Chronomancer
- Cover of the first edition
- Genre: Role-playing game
- Publisher: TSR
- Publication date: 1995
- Media type: Print

= Chronomancer (supplement) =

1995 role-playing game supplement

Chronomancer is a supplement to the 2nd edition of the Advanced Dungeons & Dragons fantasy role-playing game.

==Contents==
Chronomancer presents rules for a wizard class which specializes in time-related magic, and presents new spells.

==Publication history==
Chronomancer was originally developed for Mayfair Games. In 1991, TSR, Inc. sued Mayfair for violating a trademark agreement made between the two companies in 1984. In 1993, TSR "came to another out-of-court agreement with Mayfair. Since Mayfair was at the time on their way out of the roleplaying business, they sold the entire Role Aids line to TSR... including some unpublished manuscripts, one of which was to become Chronomancer. Chronomancer might have been intended as part of a new magic-user line for Role Aids, spinning out of their Archmagic (1993) box set".
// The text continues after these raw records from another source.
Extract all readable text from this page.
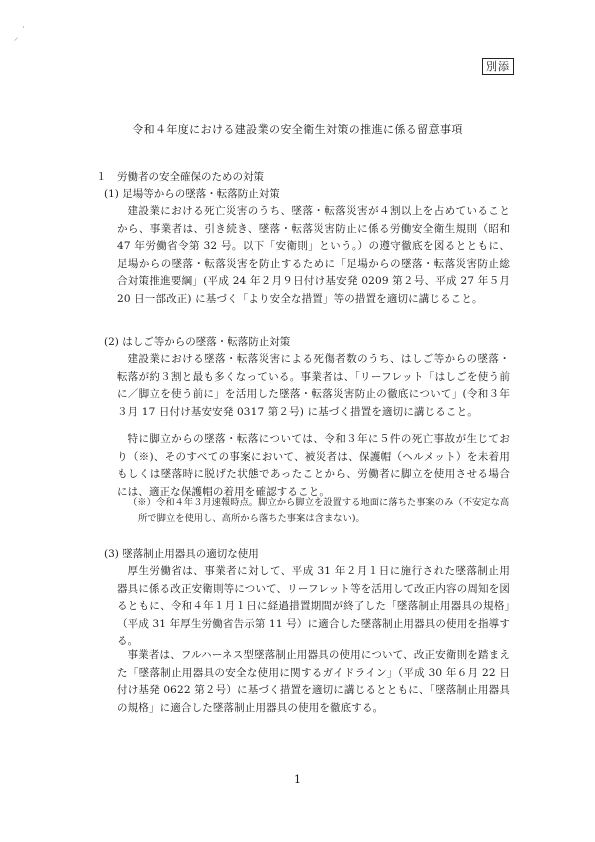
⸝
·
別添
令和４年度における建設業の安全衛生対策の推進に係る留意事項
１　労働者の安全確保のための対策
(1) 足場等からの墜落・転落防止対策
建設業における死亡災害のうち、墜落・転落災害が４割以上を占めていることから、事業者は、引き続き、墜落・転落災害防止に係る労働安全衛生規則（昭和 47 年労働省令第 32 号。以下「安衛則」という。）の遵守徹底を図るとともに、足場からの墜落・転落災害を防止するために「足場からの墜落・転落災害防止総合対策推進要綱」(平成 24 年２月９日付け基安発 0209 第２号、平成 27 年５月 20 日一部改正) に基づく「より安全な措置」等の措置を適切に講じること。
(2) はしご等からの墜落・転落防止対策
建設業における墜落・転落災害による死傷者数のうち、はしご等からの墜落・転落が約３割と最も多くなっている。事業者は、「リーフレット「はしごを使う前に／脚立を使う前に」を活用した墜落・転落災害防止の徹底について」(令和３年３月 17 日付け基安安発 0317 第２号) に基づく措置を適切に講じること。
特に脚立からの墜落・転落については、令和３年に５件の死亡事故が生じており（※)、そのすべての事案において、被災者は、保護帽（ヘルメット）を未着用もしくは墜落時に脱げた状態であったことから、労働者に脚立を使用させる場合には、適正な保護帽の着用を確認すること。
（※）令和４年３月速報時点。脚立から脚立を設置する地面に落ちた事案のみ（不安定な高所で脚立を使用し、高所から落ちた事案は含まない)。
(3) 墜落制止用器具の適切な使用
厚生労働省は、事業者に対して、平成 31 年２月１日に施行された墜落制止用器具に係る改正安衛則等について、リーフレット等を活用して改正内容の周知を図るともに、令和４年１月１日に経過措置期間が終了した「墜落制止用器具の規格」（平成 31 年厚生労働省告示第 11 号）に適合した墜落制止用器具の使用を指導する。
事業者は、フルハーネス型墜落制止用器具の使用について、改正安衛則を踏まえた「墜落制止用器具の安全な使用に関するガイドライン」（平成 30 年６月 22 日付け基発 0622 第２号）に基づく措置を適切に講じるとともに、「墜落制止用器具の規格」に適合した墜落制止用器具の使用を徹底する。
1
The Mayfair "manuscript was originally scheduled to be written by Lisa Stevens and Vic Wertz" but after Stevens' freelance contract was bought out by Wizards of the Coast, the project ended up being written by Loren Coleman. After TSR bought Mayfair's Role Aids line, Matt Forbeck developed the unpublished manuscript and "brought it more in tune with TSR's publications". In August 1995, the supplement was published.

==Reception==
Trenton Webb reviewed Chronomancer for Arcane magazine, rating it a 7 out of 10 overall. Webb comments that "Chronomancer sets up a wizard class that specialises in leaping around in time and not being seen." He noted that the chronomancer's spell list "seems underpowered at first, yet its true power (spookily in character, this) only becomes apparent after time. Far sooner than non-specialist mages, chronomancers get their hands on serious spells that, when used precisely, cause major carnage [...] Such spells are dangerous, and the referee is offered control over their impact by the manual's split player/ref structure. Secondary spell descriptions are provided for the referee's benefit and open up some truly entertaining roleplay possibilities: when a chronomancer tries a new spell, he has only a rough idea of its ramifications." Webb concludes his review by saying: "With such a complex idea as messing with time there are inevitably grey areas, and this may discourage some from dabbling; but those who dare will be rewarded with a game in which both the PCs and the referee can be truly surprised."